A parlar chiaro, del resto, è stato lo stesso Servizio Studi del Senato: “Viene prevista – si legge in uno dei dossier di approfondimento della legge di bilancio – una sola forma di prelievo patrimoniale immobiliare che ricalca, in gran parte, la disciplina Imu e, dunque, riprende l’assetto anteriore alla legge di stabilità 2014”. La benedizione dell’Imu-Monti, insomma. Con l’aggiunta di alcuni peggioramenti.

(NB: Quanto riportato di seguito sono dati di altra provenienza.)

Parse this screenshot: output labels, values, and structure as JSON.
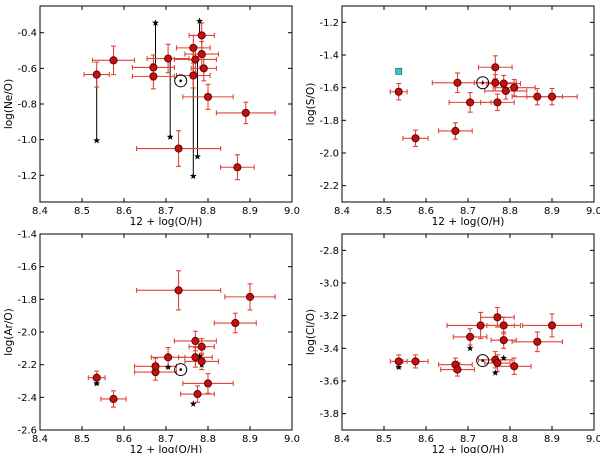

Vediamo quali.
1.È stata aumentata dal 4 al 5 per mille l’aliquota “di base” per l’abitazione principale e dal 7,6 all’8,6 per mille quella per gli altri immobili.
2.Viene consentito ad alcuni Comuni (fra i quali Roma e Milano), senza alcuna giustificazione e con dubbia legittimità costituzionale, di raggiungere un’aliquota massima più alta rispetto a tutti gli altri: 11,4 per mille anziché 10,6.
3.Con l’eliminazione della Tasi è stato soppresso l’obbligo per i Comuni di individuare i “servizi indivisibili” e di indicare analiticamente, per ciascuno di essi, “i relativi costi alla cui copertura il tributo è diretto”. In sostanza, l’unica parvenza di service tax, da tutti a parole invocata, è stata eliminata anziché essere rafforzata. Era un modo, sia pur timido, per consentire ai cittadini di controllare un po’ i loro amministratori. Via anche questo.
4.Con la soppressione della Tasi viene scaricato sui proprietari l’intero importo del tributo, prima invece in parte a carico degli occupanti degli immobili, se non utilizzati come abitazione principale. Anche in questo caso, una misura che andava potenziata, per rendere più credibile il concetto di tassa sui servizi, è stata cancellata.
5.Sono state mantenute imposizioni vessatorie come quelle sugli immobili inagibili e su quelli non utilizzati e privi di mercato per assenza di inquilini o acquirenti. Confedilizia aveva proposto di escludere dalla tassazione, almeno, le case non allacciate ai servizi pubblici o quelle che si trovano in Comuni con una popolazione inferiore a due/tremila abitanti (nelle aree interne la patrimoniale si fa sentire in modo devastante). Nulla di fatto.
Insomma, anche questa manovra è stata un’occasione persa per iniziare a invertire una rotta – quella dell’ipertassazione patrimoniale sugli immobili – che sta continuando a devastare il settore e a procurare mille altri “effetti collaterali”: erosione dei risparmi, compressione dei consumi, chiusura di imprese, perdita di posti di lavoro, riduzione delle garanzie bancarie. Quando apriranno gli occhi coloro che potrebbero fare qualcosa?